OT: I’m having a little other problem in the same context. Would you allow me to ask you for a pointer?
Thank you for your interest. Well, the following situation: Imagine, there would be a T265. This starts at P(x=0,y=0,z=0) in the T265 reference frame. At a certain point in space and time it has reached the coordinate M(x=mx, y=my, z=mz). What I want to achieve now is that for all following coordinates provided by T265 the point M is the new coordinate origin. From the consideration I imagine that I would only have to subtract the fixed translation tM and rotation rM of M related to the T265 reference frame from each new point Q in the T265 reference frame. At least I’m sure about the translation component. So tQ’ = tQ - tM should bring me the new translation tQ’ for Q’, now related to point M. I’m not so sure about the rotation or I’m making the same mistake again and again. I think I would have to remember the rotation rM of M over all axes related to the T265 reference frame and then subtract it from the rotation angles rQ to reach rQ’ as well. rQ’ should then represent the rotation of Q related to M. Is this correct? If so, would there be an elegant quaternion operation that determines this delta and applies it subtractively?

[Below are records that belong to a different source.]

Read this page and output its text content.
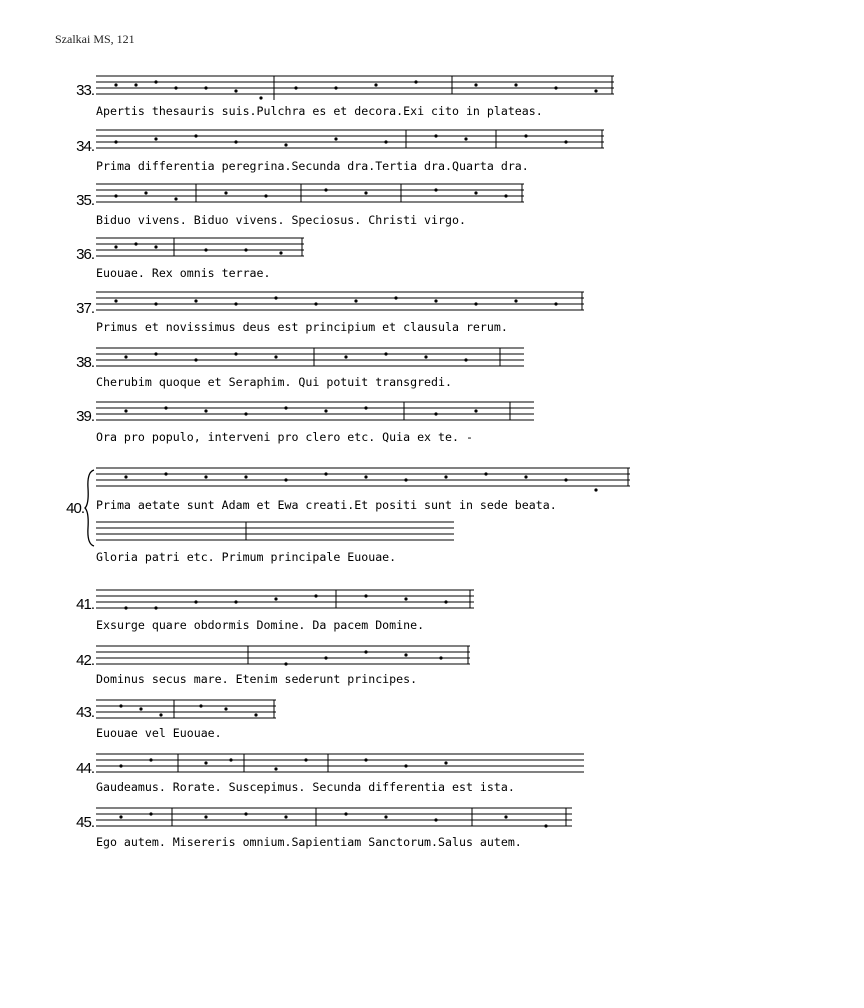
Szalkai MS, 121
33.
Apertis thesauris suis.Pulchra es et decora.Exi cito in plateas.
34.
Prima differentia peregrina.Secunda dra.Tertia dra.Quarta dra.
35.
Biduo vivens. Biduo vivens. Speciosus. Christi virgo.
36.
Euouae. Rex omnis terrae.
37.
Primus et novissimus deus est principium et clausula rerum.
38.
Cherubim quoque et Seraphim. Qui potuit transgredi.
39.
Ora pro populo, interveni pro clero etc. Quia ex te. -
40. Prima aetate sunt Adam et Ewa creati.Et positi sunt in sede beata.
Gloria patri etc. Primum principale Euouae.
41.
Exsurge quare obdormis Domine. Da pacem Domine.
42.
Dominus secus mare. Etenim sederunt principes.
43.
Euouae vel Euouae.
44.
Gaudeamus. Rorate. Suscepimus. Secunda differentia est ista.
45.
Ego autem. Misereris omnium.Sapientiam Sanctorum.Salus autem.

I guess, the transformation of rQ’ into NED/Euler aeronautic could NOT use the known transformation matrices and multiplications anymore in the end? So it appears to me better to first transform all coordinates into the NED frame to make the math there?
I hope I was able to present the problem.
Here are my 2 cents, hope this time I understood your question right:
- To find the coordinate of a new point in the new frame, I believe what you described, i.e. subtract the translation and angles, should help you achieve the desired result.
- The representation of the data plays a big role in this. Treating the translation and rotation separately would not be the least troublesome solution in my opinion.
- What I would recommend is to use the 4x4 homogenous transformation matrix, so both the translation and rotation are dealt with at the same time.
https://i.imgur.com/oirL2NE.png
- Following your notation, we will need to multiply the inverse of the matrix at M with the matrix at Q to find Q’ - the relative translation and rotation of Q in the frame defined at M. The order of multiplication is important.
matrix_of_Q_in_M = matrix_of_Q_in_P * inverse(matrix_of_M_in_P)
-
Finally, the translation and rotation can be extracted from the output matrix
matrix_of_Q_in_M. -
Now you can implement it with your favorite language. First stuff the data in a 4x4 array/matrix, then perform multiplication in the above order. In C++ this can be done quite easily with Eigen library. In Python the linalg.inv() in numpy is what I am using.
- If all of the transformation between the frames are known, I think performing the calculation before/after converting to aeronautic frame can be handled so long as everything is kept tidy and every line of code is correct. This might require a level of sanity that I don’t possess, though.